Brute aggregation rule, most-clumped subset selection.

For every subset \(R\) of size \(n - f\) from the submitted gradients, define its clumping score as \(\max_{i, j \in R} \|V_i - V_j\|^2\). The aggregator picks the subset with the smallest clumping score and returns its mean. This enumerates \(\binom{n}{n-f}\) subsets, so it is only feasible when that count is small (the paper uses \(6\) honest + \(5\) Byzantine workers, giving \(\binom{11}{6} = 462\) subsets).

classmethod aggregate(gradients: Sequence[Tensor] | Tensor, /, out: Tensor | None = None, *, n: int, f: int, **specialized: Any) Tensor[source]

Aggregate gradients by selecting the most-clumped \(n - f\) subset.

Parameters:
  • gradients – Sequence of 1-D tensors containing gradients from workers.

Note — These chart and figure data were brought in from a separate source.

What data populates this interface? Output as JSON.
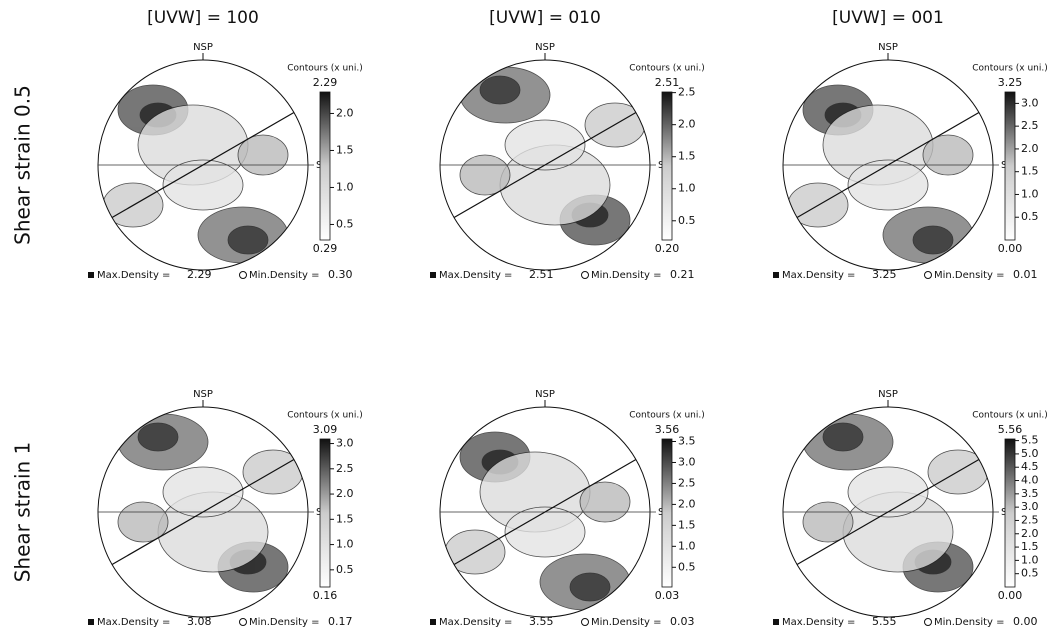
{
  "columns": [
    "[UVW] = 100",
    "[UVW] = 010",
    "[UVW] = 001"
  ],
  "rows": [
    "Shear strain 0.5",
    "Shear strain 1"
  ],
  "labels": {
    "nsp": "NSP",
    "sd": "SD",
    "contours": "Contours (x uni.)",
    "max_density": "Max.Density =",
    "min_density": "Min.Density ="
  },
  "panels": [
    {
      "cbar_max": {
        "value": 2.29,
        "label": "2.29"
      },
      "cbar_min": {
        "value": 0.29,
        "label": "0.29"
      },
      "ticks": [
        0.5,
        {
          "value": 1,
          "label": "1.0"
        },
        1.5,
        {
          "value": 2,
          "label": "2.0"
        }
      ],
      "max_density": "2.29",
      "min_density": "0.30"
    },
    {
      "cbar_max": {
        "value": 2.51,
        "label": "2.51"
      },
      "cbar_min": {
        "value": 0.2,
        "label": "0.20"
      },
      "ticks": [
        0.5,
        {
          "value": 1,
          "label": "1.0"
        },
        1.5,
        {
          "value": 2,
          "label": "2.0"
        },
        2.5
      ],
      "max_density": "2.51",
      "min_density": "0.21"
    },
    {
      "cbar_max": {
        "value": 3.25,
        "label": "3.25"
      },
      "cbar_min": {
        "value": 0,
        "label": "0.00"
      },
      "ticks": [
        0.5,
        {
          "value": 1,
          "label": "1.0"
        },
        1.5,
        {
          "value": 2,
          "label": "2.0"
        },
        2.5,
        {
          "value": 3,
          "label": "3.0"
        }
      ],
      "max_density": "3.25",
      "min_density": "0.01"
    },
    {
      "cbar_max": {
        "value": 3.09,
        "label": "3.09"
      },
      "cbar_min": {
        "value": 0.16,
        "label": "0.16"
      },
      "ticks": [
        0.5,
        {
          "value": 1,
          "label": "1.0"
        },
        1.5,
        {
          "value": 2,
          "label": "2.0"
        },
        2.5,
        {
          "value": 3,
          "label": "3.0"
        }
      ],
      "max_density": "3.08",
      "min_density": "0.17"
    },
    {
      "cbar_max": {
        "value": 3.56,
        "label": "3.56"
      },
      "cbar_min": {
        "value": 0.03,
        "label": "0.03"
      },
      "ticks": [
        0.5,
        {
          "value": 1,
          "label": "1.0"
        },
        1.5,
        {
          "value": 2,
          "label": "2.0"
        },
        2.5,
        {
          "value": 3,
          "label": "3.0"
        },
        3.5
      ],
      "max_density": "3.55",
      "min_density": "0.03"
    },
    {
      "cbar_max": {
        "value": 5.56,
        "label": "5.56"
      },
      "cbar_min": {
        "value": 0,
        "label": "0.00"
      },
      "ticks": [
        0.5,
        {
          "value": 1,
          "label": "1.0"
        },
        1.5,
        {
          "value": 2,
          "label": "2.0"
        },
        2.5,
        {
          "value": 3,
          "label": "3.0"
        },
        3.5,
        {
          "value": 4,
          "label": "4.0"
        },
        4.5,
        {
          "value": 5,
          "label": "5.0"
        },
        5.5
      ],
      "max_density": "5.55",
      "min_density": "0.00"
    }
  ]
}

  • out – Optional pre-allocated tensor to write the result into.

  • n – Total number of workers.

  • f – Number of Byzantine workers to tolerate.

  • **specialized – Additional keyword arguments.

Returns:

Mean of the selected ``n - f`` subset, of shape `` (d,)

Raises:

ValueError – If \(n\), \(f\), or the gradients count is invalid.

See also

For a vector-level medoid, see GeoMed. For stronger two-stage resilience, see Bulyan.